I doubt many readers know Charles (Chas) Freeman who was the subject of the Bryan County News’ "Guest Views" column of Saturday, March 7, 2009. Having been a U.S. Treasury Attaché during his tenure as Ambassador in the Middle East, I write this letter in his defense.

The Bryan County News reprinted an editorial from the Augusta Chronicle that was very critical of President Obama’s administration, and especially critical of Chas Freeman’s selection as Chairman of the National Intelligence Council (NIC). The editorial, entitled Jaw Dropping Choice?, uses all the derogatory tools in one’s arsenal for a full-court attack on Freeman in an effort to question his appointment. This is an approach normally used by opponents to destroy any appointee with whom they disagree.

I can provide a personal, first hand perspective on Chas Freeman. Having worked directly with him in the Middle East, serving on the Country Team at the U.S. Embassy (before, during, and after his tenure), I can strongly attest to his professionalism, intelligence, fairness, capability, and credibility, which will serve us well at the NIC. In fact, we are most fortunate to have someone with his diverse background, knowledge, and unbiased expertise in foreign affairs in this critical position.

Freeman has vast Middle Eastern, African, East Asian, and European diplomatic experience. As Ambassador to Saudi Arabia, Freeman effectively led U.S. diplomatic efforts during the first Gulf War. He served as Deputy Chief of Mission and Chargé d’Affaires in the American embassies in both Bangkok (1984-1986) and Beijing (1981-1984). He was Director of Chinese Affairs at the U.S. Department of State from 1979-1981. He was the principal American interpreter during President Nixon’s path-breaking visit to China in 1972. He also was an Assistant Secretary of Defense, is fluent in Chinese and Arabic, and, in addition to his many accomplishments, is a prince of a person. His awards and international recognition, too numerous to mention, speak volumes.

I am seldom moved to respond to opinions or editorials, but having a personal knowledge of and a former working relationship with Freeman, I am appalled by the Augusta Chronicle editor’s attempt to assassinate the character of an extremely capable, experienced, and proven diplomat, and that it was reprinted (with no fresh insight) by the Bryan County News.
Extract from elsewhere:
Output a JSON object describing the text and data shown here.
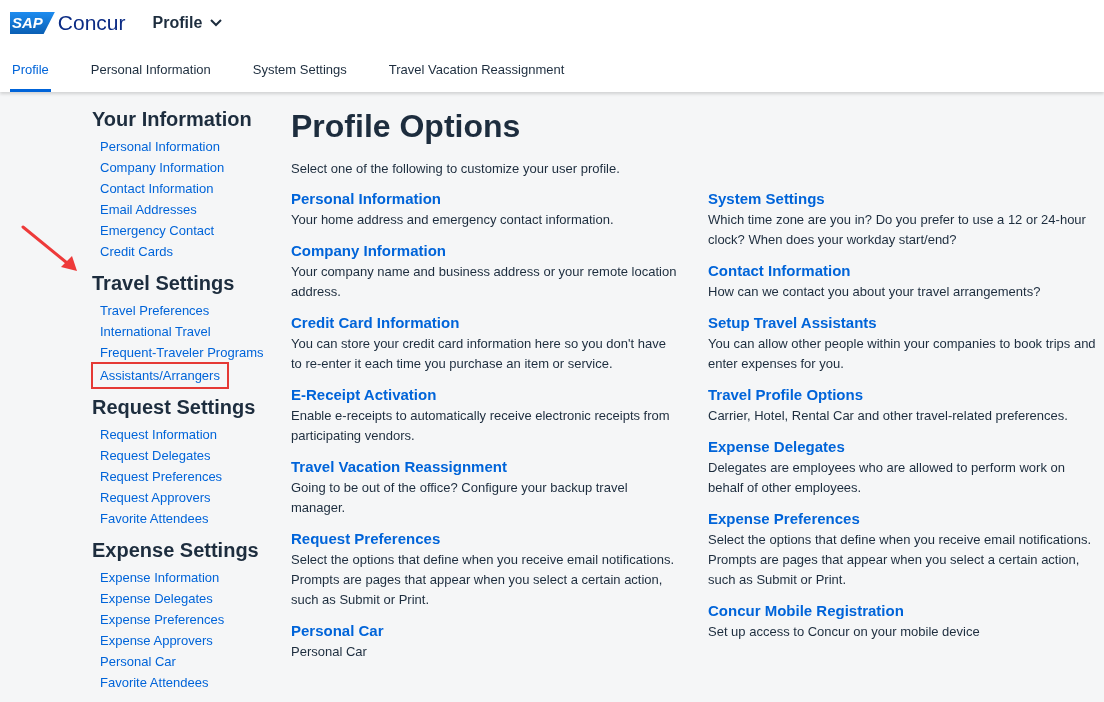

The American public will be well served to have the extraordinary service of Chas Freeman. I can only hope that your readers are objective and discerning when presented such a column in the Bryan County News.

Larry Bacon, Sr.

U.S. Treasury Department (International Affairs), retired (‘98)


Editor's note: As do many other newspapers, the Bryan County News frequently prints guest editorials on the Opinion page. We do so to provide a look at what other state and national papers are saying about issues. We do not necessarily endorse those views nor attempt to edit them.